Are there any up sides to be found in multiple sclerosis?
A silver lining is the hopeful side of a situation that might seem gloomy on the surface. A metaphor for optimism, this accurately describes who I am. This is not to say that I don’t experience the inevitable darkness that accompanies those trying days living with progressive multiple sclerosis, I just try not to focus on them.
With my diagnosis of relapsing-remitting multiple sclerosis seven years ago, I had no idea what lie ahead. From Copaxone to Tysabri and now Rituxan, it has been almost surreal to witness the progression of this disease as well as the undeniable changes to me both physically and emotionally. Now with secondary progressive multiple sclerosis, I’ve come to accept this disease and the uncertainty it brings. How? As cliché as it sounds, I live one day at a time. Managing the symptoms of an ever-morphing disease can only be done by living in this manner.
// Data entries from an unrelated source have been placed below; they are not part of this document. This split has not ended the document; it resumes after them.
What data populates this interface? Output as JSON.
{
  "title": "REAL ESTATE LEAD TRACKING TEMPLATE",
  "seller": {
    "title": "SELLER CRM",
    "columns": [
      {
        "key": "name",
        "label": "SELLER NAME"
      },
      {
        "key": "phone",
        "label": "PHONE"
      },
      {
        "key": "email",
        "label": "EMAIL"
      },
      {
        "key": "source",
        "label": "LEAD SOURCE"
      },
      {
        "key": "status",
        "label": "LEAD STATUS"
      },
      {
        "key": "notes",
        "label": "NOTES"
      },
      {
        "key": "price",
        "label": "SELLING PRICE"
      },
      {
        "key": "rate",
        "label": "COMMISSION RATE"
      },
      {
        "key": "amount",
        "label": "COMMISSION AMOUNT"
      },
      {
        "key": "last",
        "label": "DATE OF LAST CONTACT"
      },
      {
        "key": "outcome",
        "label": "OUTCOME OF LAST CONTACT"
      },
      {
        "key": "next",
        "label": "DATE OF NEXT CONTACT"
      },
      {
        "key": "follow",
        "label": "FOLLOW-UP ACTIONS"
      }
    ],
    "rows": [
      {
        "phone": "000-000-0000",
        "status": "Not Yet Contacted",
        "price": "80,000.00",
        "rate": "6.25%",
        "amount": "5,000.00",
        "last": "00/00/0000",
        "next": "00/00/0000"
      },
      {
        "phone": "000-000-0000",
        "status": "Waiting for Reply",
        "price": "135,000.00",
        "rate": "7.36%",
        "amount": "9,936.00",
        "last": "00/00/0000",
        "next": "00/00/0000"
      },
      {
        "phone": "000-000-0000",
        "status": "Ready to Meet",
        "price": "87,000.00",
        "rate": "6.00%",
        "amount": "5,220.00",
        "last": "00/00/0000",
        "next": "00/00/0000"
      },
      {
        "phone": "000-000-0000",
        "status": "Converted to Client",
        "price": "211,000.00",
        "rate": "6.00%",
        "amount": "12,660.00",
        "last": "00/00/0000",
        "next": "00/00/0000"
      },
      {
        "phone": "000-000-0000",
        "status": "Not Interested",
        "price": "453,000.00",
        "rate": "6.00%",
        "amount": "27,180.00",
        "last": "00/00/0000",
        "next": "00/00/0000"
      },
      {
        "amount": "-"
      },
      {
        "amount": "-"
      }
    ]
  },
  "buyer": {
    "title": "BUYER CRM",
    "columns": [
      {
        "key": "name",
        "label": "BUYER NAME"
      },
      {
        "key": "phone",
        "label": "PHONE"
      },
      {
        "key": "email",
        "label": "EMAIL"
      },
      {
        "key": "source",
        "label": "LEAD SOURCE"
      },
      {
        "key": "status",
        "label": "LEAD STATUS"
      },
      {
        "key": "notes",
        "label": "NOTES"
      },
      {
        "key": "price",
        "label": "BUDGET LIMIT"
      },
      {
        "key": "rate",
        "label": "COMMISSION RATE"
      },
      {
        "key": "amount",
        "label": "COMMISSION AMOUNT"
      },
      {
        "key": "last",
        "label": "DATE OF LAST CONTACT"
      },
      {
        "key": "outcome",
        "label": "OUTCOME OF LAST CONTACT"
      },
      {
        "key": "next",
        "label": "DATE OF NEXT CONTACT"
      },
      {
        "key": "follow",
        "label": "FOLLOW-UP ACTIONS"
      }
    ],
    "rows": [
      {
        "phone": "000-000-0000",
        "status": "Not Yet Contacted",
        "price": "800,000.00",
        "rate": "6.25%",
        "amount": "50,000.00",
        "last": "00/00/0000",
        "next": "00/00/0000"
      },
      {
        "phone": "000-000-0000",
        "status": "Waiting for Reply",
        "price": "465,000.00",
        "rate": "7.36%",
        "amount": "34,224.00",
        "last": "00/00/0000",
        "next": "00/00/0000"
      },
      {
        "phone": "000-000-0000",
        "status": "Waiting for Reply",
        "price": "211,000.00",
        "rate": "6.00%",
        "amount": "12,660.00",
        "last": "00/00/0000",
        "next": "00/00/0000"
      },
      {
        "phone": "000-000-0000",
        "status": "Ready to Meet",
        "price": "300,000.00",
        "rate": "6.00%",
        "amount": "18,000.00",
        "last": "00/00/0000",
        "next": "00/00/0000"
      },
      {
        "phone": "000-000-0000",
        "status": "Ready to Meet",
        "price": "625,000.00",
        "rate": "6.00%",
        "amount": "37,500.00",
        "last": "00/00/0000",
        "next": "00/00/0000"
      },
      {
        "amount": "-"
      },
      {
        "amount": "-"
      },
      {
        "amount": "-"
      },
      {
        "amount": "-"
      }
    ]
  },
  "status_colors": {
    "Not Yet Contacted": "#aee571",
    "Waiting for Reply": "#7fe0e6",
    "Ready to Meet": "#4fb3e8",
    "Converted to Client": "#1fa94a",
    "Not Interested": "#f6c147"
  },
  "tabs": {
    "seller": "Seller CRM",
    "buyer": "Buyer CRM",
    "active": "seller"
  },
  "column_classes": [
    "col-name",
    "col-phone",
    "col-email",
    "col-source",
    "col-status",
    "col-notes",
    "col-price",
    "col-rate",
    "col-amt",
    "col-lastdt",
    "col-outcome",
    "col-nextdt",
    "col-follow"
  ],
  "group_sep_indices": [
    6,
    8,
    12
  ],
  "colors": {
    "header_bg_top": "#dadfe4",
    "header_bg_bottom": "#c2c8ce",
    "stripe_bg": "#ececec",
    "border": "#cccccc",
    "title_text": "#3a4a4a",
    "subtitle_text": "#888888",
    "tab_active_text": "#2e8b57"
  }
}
So, here I sit, preaching the merits of living in the moment while simultaneously dreading Monday’s chemotherapy treatment. Hey, I never said I was perfect. And this disease can get scary, especially when you see progression despite treatment. So what do we do? We live. We take joy where we can find it and we spread it like wildfire. I know it’s anything but easy, but I can’t let this disease define me — I won’t let it. It can take my legs along with some cognitive function but it sure as hell isn’t taking my soul.